Dun, dun, dun, dun! Is that your final answer?

   It’s difficult nowadays to judge the merits of a storyline such as that in The Thousand-Year Door, especially when it basically involves several chapters of performing random tasks just to advance the game, with the occasional ally tagging along. Anyway, Princess Peach Toadstool, after visiting the town of Rogueport, finds a treasure map and sends it to Mario, who accepts it and goes to Rogueport himself, only to find Peach kidnapped, but this time by a group called the X-Nauts, having the generic desire of taking over the world, instead of Bowser. Mario eventually stumbles across the Thousand-Year Door, sealed away by—you guessed it—seven stars, to which the map guides him during the game. Players do see events with Peach, and yes, Bowser, in between chapters, and the game itself contains plenty of decent humor, and since no one, of course, can ever expect a serious, well-developed story from a Mario game, I suppose the plot is passable in the end.

   The aurals, though, could’ve definitely used some work. There are few memorable, catchy tunes, and their presentation is pretty poor, as well, since entering buildings and talking with characters, for instance, drops the music volume significantly. The game is a bit too reliant upon noise to do the job, and in the end, the aurals would’ve benefited from more time and effort.

   The second Paper Mario, going on, uses an advanced version of its predecessor’s quirky papery visual style, with vibrant colors, humorous paper effects, and, of course, nice paper-thin character sprites. Shadows are but black circles, though, and the environment rendering is a bit jagged at times, but otherwise, the visuals are one of the game’s high points.
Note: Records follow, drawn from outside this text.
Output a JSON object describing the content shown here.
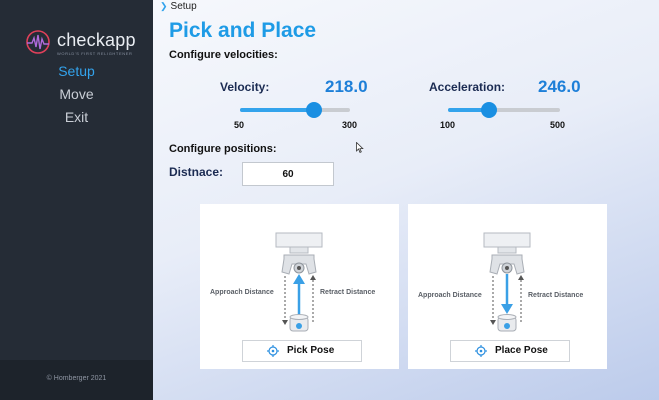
{
  "app": {
    "name": "checkapp",
    "tagline": "WORLD'S FIRST RELIGHTENER"
  },
  "sidebar": {
    "items": [
      {
        "label": "Setup",
        "active": true
      },
      {
        "label": "Move",
        "active": false
      },
      {
        "label": "Exit",
        "active": false
      }
    ],
    "footer": "© Homberger 2021"
  },
  "breadcrumb": "Setup",
  "page_title": "Pick and Place",
  "velocities": {
    "heading": "Configure velocities:",
    "velocity": {
      "label": "Velocity:",
      "value": "218.0",
      "min": "50",
      "max": "300",
      "fraction": 0.672
    },
    "acceleration": {
      "label": "Acceleration:",
      "value": "246.0",
      "min": "100",
      "max": "500",
      "fraction": 0.365
    }
  },
  "positions": {
    "heading": "Configure positions:",
    "distance_label": "Distnace:",
    "distance_value": "60"
  },
  "pick_panel": {
    "approach_label": "Approach Distance",
    "retract_label": "Retract Distance",
    "button_label": "Pick Pose",
    "icon": "target-icon"
  },
  "place_panel": {
    "approach_label": "Approach Distance",
    "retract_label": "Retract Distance",
    "button_label": "Place Pose",
    "icon": "target-icon"
  },
  "colors": {
    "accent": "#33a3ec",
    "title": "#1e9be6",
    "sidebar": "#252c36",
    "arrow": "#3aa0e6"
  }
}
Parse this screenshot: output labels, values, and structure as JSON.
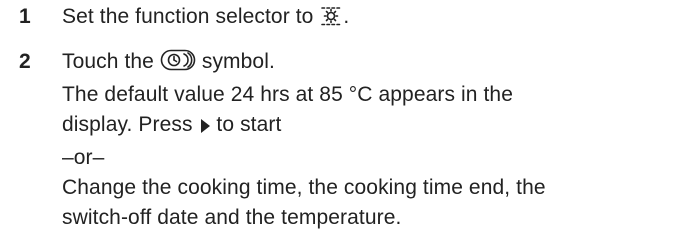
{
  "steps": [
    {
      "number": "1",
      "text_before_icon": "Set the function selector to ",
      "icon": "top-bottom-heat-icon",
      "text_after_icon": "."
    },
    {
      "number": "2",
      "line1_before_icon": "Touch the ",
      "icon": "clock-timer-icon",
      "line1_after_icon": " symbol.",
      "line2": "The default value 24 hrs at 85 °C appears in the",
      "line3_before_icon": "display. Press ",
      "start_icon": "play-triangle-icon",
      "line3_after_icon": " to start",
      "line4": "–or–",
      "line5": "Change the cooking time, the cooking time end, the",
      "line6": "switch-off date and the temperature."
    }
  ]
}
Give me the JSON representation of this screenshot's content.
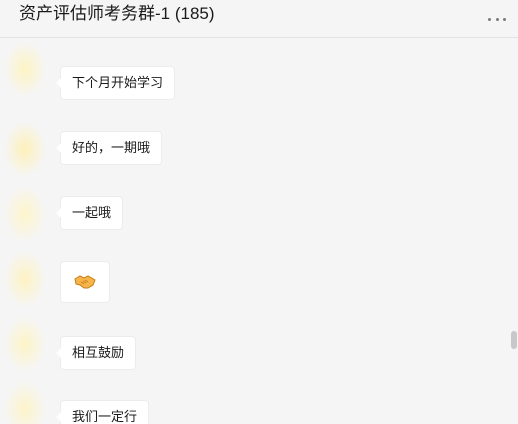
{
  "header": {
    "title": "资产评估师考务群-1 (185)",
    "more_icon": "more-horizontal-icon"
  },
  "messages": [
    {
      "type": "text",
      "text": "下个月开始学习"
    },
    {
      "type": "text",
      "text": "好的，一期哦"
    },
    {
      "type": "text",
      "text": "一起哦"
    },
    {
      "type": "sticker",
      "icon": "handshake-icon"
    },
    {
      "type": "text",
      "text": "相互鼓励"
    },
    {
      "type": "text",
      "text": "我们一定行"
    }
  ],
  "colors": {
    "background": "#f5f5f5",
    "bubble": "#ffffff",
    "text": "#1a1a1a"
  }
}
   Finally, Paper Mario 2 is pretty easy to play, despite the small issues with combat, and takes from twenty-five to forty-five hours to complete, depending upon the time spent with troubles, searching every corner of the game’s worlds for every item, and tackling the hundred-floor extra dungeon.

   Overall, Paper Mario: The Thousand-Year Door is a flawed but fun addition to the GameCube’s meager RPG selection. It’s definitely worth a look from the system’s owners, and, despite its weaknesses, one of the better RPGs of the current generation.